Technical Abstract: Data from the First National Health and Nutrition Examination Survey Epidemiologic Follow-up Study revealed that people who ate legumes regularly had less coronary heart disease. An increase in dietary copper (Cu) with increasing legume consumption also may have contributed to the results in addition to other characteristics of beans. Cu deficiency is the only nutritional insult that elevates cholesterol, blood pressure and uric acid, has adverse effects on electrocardiograms, impairs glucose tolerance, promotes thrombosis and oxidative damage, and to which males respond differently than females. The Western diet often is low in Cu, with approximately 1/3 of 849 daily, analyzed diets containing less than 1 mg. Legumes are in the upper tertile ranked according to Cu content. Calculations using the Cu values for beans reveal that people eating the most legumes received 0.5 mg more Cu daily than people who ate none. This amount of extra Cu is more than 3/4 the Estimated Average Requirement or 60% the daily Recommended Dietary Allowance for adults and can change a diet from below to above these reference intakes.
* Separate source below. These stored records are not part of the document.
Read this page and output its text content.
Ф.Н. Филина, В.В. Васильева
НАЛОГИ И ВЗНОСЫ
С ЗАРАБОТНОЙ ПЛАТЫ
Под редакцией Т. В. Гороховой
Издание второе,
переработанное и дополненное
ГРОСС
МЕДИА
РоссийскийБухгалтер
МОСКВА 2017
Persons with more frequent legume intakes also ate more saturated fat. Perhaps adequate Cu protects people from dietary fat as it does animals. Diets low in Cu are suggested as an explanation for much of the epidemiology and pathophysiology of ischemic heart disease. Both heart disease and Cu deficiency are exacerbated by homocysteine, iron and salt and are mitigated by aspirin, beer and clofibrate. Cu supplements have improved the oxidative defenses of middle-aged people. Although the increase in Cu intake from legumes was considerably less than that given as pills, the lower dose may have been effective because of the longer duration of supplementation of a much larger population.